Personal information
- Full name: Borja Domínguez Domínguez
- Date of birth: 30 May 1992 (age 33)
- Place of birth: Vigo, Spain
- Height: 1.86 m (6 ft 1 in)
- Position(s): Midfielder

Youth career
- Alert Travesas
- Celta

Senior career*
- Years: Team / Apps / (Gls)
- 2011–2016: Celta B / 72 / (0)
- 2011–2012: → Ourense (loan) / 12 / (0)
- 2012: → Villalonga (loan) / 14 / (1)
- 2015–2016: → Racing Ferrol (loan) / 38 / (9)
- 2016–2017: Córdoba / 14 / (1)
- 2017: → Oviedo (loan) / 10 / (2)
- 2017–2019: Alcorcón / 23 / (0)
- 2019: → Pontevedra (loan) / 15 / (3)
- 2019–2021: Lugo / 25 / (1)
- 2021–2022: Racing Santander / 30 / (1)
- 2022–2024: Pontevedra / 55 / (1)
- 2024–2025: Coruxo / 22 / (1)

= Borja Domínguez =

Spanish footballer

Borja Domínguez Domínguez (born 30 May 1992) is a Spanish footballer who plays as a central midfielder.

==Club career==
Born in Vigo, Galicia, Domínguez was a Celta de Vigo youth graduate. He made his senior debut with the reserves on 24 April 2011, starting in a 0–4 Segunda División B home loss against CD Guadalajara.

For the 2011–12 campaign, Domínguez was loaned to CD Ourense and Villalonga FC, both in Tercera División.

On 9 July 2015, Domínguez moved to fellow third-tier club Racing de Ferrol, in a season-long loan deal. On 1 July of the following year, after scoring a career-best nine goals, he signed a two-year contract with Segunda División side Córdoba CF.

Domínguez made his professional debut on 20 August 2016, coming on as a second-half substitute for Pedro Ríos in a 1–0 home win against CD Tenerife.

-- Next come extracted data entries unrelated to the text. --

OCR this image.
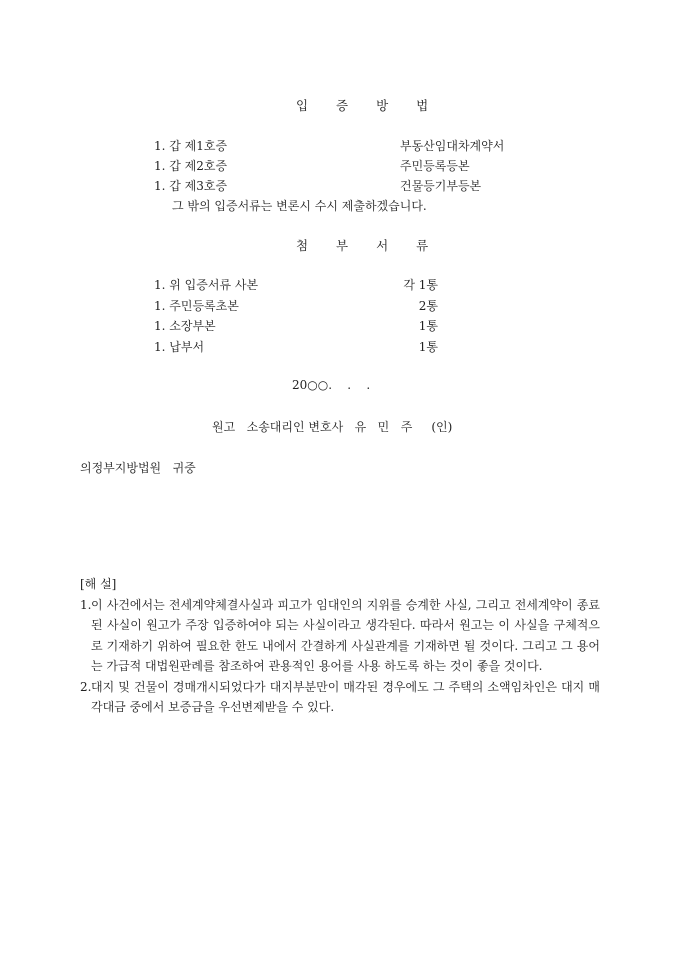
입 증 방 법
1. 갑 제1호증	부동산임대차계약서
1. 갑 제2호증	주민등록등본
1. 갑 제3호증	건물등기부등본
그 밖의 입증서류는 변론시 수시 제출하겠습니다.
첨 부 서 류
1. 위 입증서류 사본	각 1통
1. 주민등록초본	2통
1. 소장부본	1통
1. 납부서	1통
20○○.    .    .
원고   소송대리인 변호사   유   민   주     (인)
의정부지방법원   귀중
[해 설]
1. 이 사건에서는 전세계약체결사실과 피고가 임대인의 지위를 승계한 사실, 그리고 전세계약이 종료된 사실이 원고가 주장 입증하여야 되는 사실이라고 생각된다. 따라서 원고는 이 사실을 구체적으로 기재하기 위하여 필요한 한도 내에서 간결하게 사실관계를 기재하면 될 것이다. 그리고 그 용어는 가급적 대법원판례를 참조하여 관용적인 용어를 사용 하도록 하는 것이 좋을 것이다.
2. 대지 및 건물이 경매개시되었다가 대지부분만이 매각된 경우에도 그 주택의 소액임차인은 대지 매각대금 중에서 보증금을 우선변제받을 수 있다.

On 31 January 2017, Domínguez joined Oviedo on loan until June. On 6 July, he signed a permanent three-year deal with AD Alcorcón, still in the second tier.

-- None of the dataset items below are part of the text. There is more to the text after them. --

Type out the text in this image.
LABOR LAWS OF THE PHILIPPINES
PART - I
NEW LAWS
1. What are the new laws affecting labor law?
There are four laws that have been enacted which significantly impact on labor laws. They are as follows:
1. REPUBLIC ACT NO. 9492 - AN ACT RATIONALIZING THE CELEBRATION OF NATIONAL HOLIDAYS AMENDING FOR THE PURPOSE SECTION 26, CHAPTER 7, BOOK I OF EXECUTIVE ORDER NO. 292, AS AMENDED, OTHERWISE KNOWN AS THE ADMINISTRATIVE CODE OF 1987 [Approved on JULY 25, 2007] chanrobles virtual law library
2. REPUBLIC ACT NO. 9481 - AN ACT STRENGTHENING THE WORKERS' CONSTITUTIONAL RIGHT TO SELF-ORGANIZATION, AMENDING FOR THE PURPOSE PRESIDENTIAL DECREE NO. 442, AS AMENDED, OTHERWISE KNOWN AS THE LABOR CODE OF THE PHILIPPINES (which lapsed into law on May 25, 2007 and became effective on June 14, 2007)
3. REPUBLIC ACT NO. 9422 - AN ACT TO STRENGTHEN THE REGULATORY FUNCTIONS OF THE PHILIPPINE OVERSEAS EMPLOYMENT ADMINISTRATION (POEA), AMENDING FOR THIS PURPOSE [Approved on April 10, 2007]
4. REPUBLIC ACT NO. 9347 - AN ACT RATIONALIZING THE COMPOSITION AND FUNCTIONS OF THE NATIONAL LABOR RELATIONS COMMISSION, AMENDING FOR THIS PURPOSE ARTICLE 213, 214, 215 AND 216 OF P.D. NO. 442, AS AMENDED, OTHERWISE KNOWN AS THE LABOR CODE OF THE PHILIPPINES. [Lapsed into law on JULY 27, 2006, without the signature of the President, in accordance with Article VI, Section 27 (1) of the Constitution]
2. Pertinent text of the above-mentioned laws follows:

On 24 January 2019, after being rarely used during the campaign, Domínguez was loaned to third division side Pontevedra CF until June. He terminated his contract with the Alfareros on 9 July, and signed a three-year contract with CD Lugo also in the second level just hours later.

On 9 August 2021, Domínguez terminated his contract with Lugo. A day later, Domínguez moved to third division side Racing de Santander on two-years deal.